De viaje... y de copas: Mendoza

De viaje... y de copas: Mendoza

Muy buenos vinos hacen mejor la visita a la ciudad argentina. Un must para los amantes de este delicioso brebaje

Por: Una Pérez Ruiz | Fecha: 29/11/12

Ciudad: Mendoza, Argentina

Días: cinco, por lo menos.

Ideal para: ir con tu pareja en algún aniversario u otra ocasión especial.

 

Los adictos a la adrenalina no podrían soportar la vista de los Andes nevados que circundan la ciudad de Mendoza, Argentina, sin pensar en ir a esquiar y escalar por ellos. Otros nos conformamos con hacer del espléndido paisaje de la cordillera preandina del Cordón del Plata un marco de tarjeta postal para la visita a los viñedos Finca Agrelo. Aquí se elaboran las diversas colecciones de vinos de Navarro Correas, bodega de mucha tradición adquirida por Diageo en 1996. En nuestra visita, después de pasear en bicicleta por los viñedos, de cosechar al rayo del sol un cajón con veintitantos kilos de racimos en su punto exacto de maduración, hacer un pequeño ejercicio de mezcla de varietales y probar los resultados, la cena maridada con varias de las colecciones de la bodega en verdad fue el broche de oro para un día de inmersión total en el arte de la elaboración de un buen vino.

 

Las visitas regulares del público a la bodega son más cortas: duran dos horas y no tienen costo, aunque hay que reservar previamente (centrodevisitas@ncorreas.com).

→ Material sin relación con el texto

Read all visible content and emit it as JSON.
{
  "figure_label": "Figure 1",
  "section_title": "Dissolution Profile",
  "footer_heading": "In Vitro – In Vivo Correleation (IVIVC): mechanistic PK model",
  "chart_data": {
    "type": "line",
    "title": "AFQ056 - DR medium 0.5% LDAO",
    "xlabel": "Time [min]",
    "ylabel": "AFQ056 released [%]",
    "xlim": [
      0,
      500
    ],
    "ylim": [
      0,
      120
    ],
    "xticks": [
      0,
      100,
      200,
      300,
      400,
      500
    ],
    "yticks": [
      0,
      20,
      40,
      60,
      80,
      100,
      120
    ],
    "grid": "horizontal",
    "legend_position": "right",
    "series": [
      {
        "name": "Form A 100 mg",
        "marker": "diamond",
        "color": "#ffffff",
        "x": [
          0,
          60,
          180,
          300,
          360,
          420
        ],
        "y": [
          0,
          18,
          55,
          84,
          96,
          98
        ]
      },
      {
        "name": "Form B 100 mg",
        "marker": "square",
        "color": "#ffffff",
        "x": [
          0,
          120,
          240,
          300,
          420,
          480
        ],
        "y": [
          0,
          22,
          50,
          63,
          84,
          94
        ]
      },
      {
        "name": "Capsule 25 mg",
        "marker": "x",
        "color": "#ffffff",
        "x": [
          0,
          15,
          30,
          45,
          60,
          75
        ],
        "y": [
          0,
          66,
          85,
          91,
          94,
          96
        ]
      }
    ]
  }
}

Las programan para los lunes, miércoles, viernes y sábado a las 10, 12 y 15 horas. En ellas podrás recorrer las distintas áreas donde se realiza la vinificación -desde los hermosos viñedos, rodeados de árboles de membrillo, hasta el lagar, la sala de tanques, la cava, el espacio de arte y el acogedor winebar-, para luego hacer una degustación de dos varietales de la línea Colección Privada o bien de espumantes de la bodega. Al reservar, pregunta por las actividades culturales. Te puede tocar, por ejemplo, una función de cine al aire libre. A la salida pasa por su tienda y con suerte encuentras una botella del elegante Alegoría Gran Reserva Malbec 2008: según la guía Austral Spectator es el mejor Malbec de toda Argentina, en cata a ciegas.

 

Para relajarte después de tanta actividad vinícola, Mendoza ofrece opciones como el circuito de hammam en el spa del moderno hotel Entre Cielos (entrecielos.com), en Luján de Cuyo, que abrió apenas hace un año. Ahí también pueden organizarte un asado gaucho tradicional a la luz de la luna o una cena romántica en los jardines de la propiedad. Si vas en ese plan, es obligado reservar su original suite "Rosa blanca", elevada sobre pilotes, con vista al pequeño viñedo del hotel.

 

Al día siguiente, date una vuelta por el Museo del Vino, en el cercano Maipú, realiza un paseo a caballo por los alrededores -o en globo, para disfrutar del paisaje montañoso-, o juega un partido de "pato", un divertido cruce de polo y handball, de modo que en la noche tengas todo el apetito para cenar en el restaurante 1884, del chef Francis Mallmann. Aquí tienes que probar sus cortes y vegetales asados al fuego directo, para luego bajar la comida con una caminata por avenida Arístides Villanueva, donde se concentra la vida nocturna de Mendoza, que empieza a cobrar fuerza por ahí de la medianoche.

 

Si la noche de juerga te lo permite, al día siguiente renta una bicicleta y pasea por Plaza España, o reserva para otra actividad vinícola después del almuerzo, como una visita a la bodega Nieto Senetiner, justo al lado del hotel Entre Cielos, o una degustación premium con una selección de vinos y espumantes de Navarro Correas, maridados con quesos y productos gourmet de la región. Esta opción sí tiene costo y se realiza con reservación previa, de lunes a viernes, de 9 a 16:30 horas. En la tarde, lo más recomendable es seguir el dicho que reza "a donde fueres, haz lo que vieres" y dormir una rica siesta, como hace todo mendocino que se respete. Para cenar hay muchas opciones, como los bistros Florentino (frente a la Plaza Italia) y Anna (pide mesa en el jardín), el Siete Cocinas, las pizzas al horno de piedra de Quattro Staggioni o, para impresionar, el restaurante Nadia O. F., de la chef española Nadia Harón, que fue reconocido este año como el mejor de Argentina por la Academia Nacional de Gastronomía.

 

Después de tres días de jolgorio, quedarás enamorado de Mendoza, así que lo que sigue es organizar otro viaje en invierno para conocer las mejores estaciones de esquí de la región. O regresar en verano y seguir probando buenos vinos: nadie te juzgará.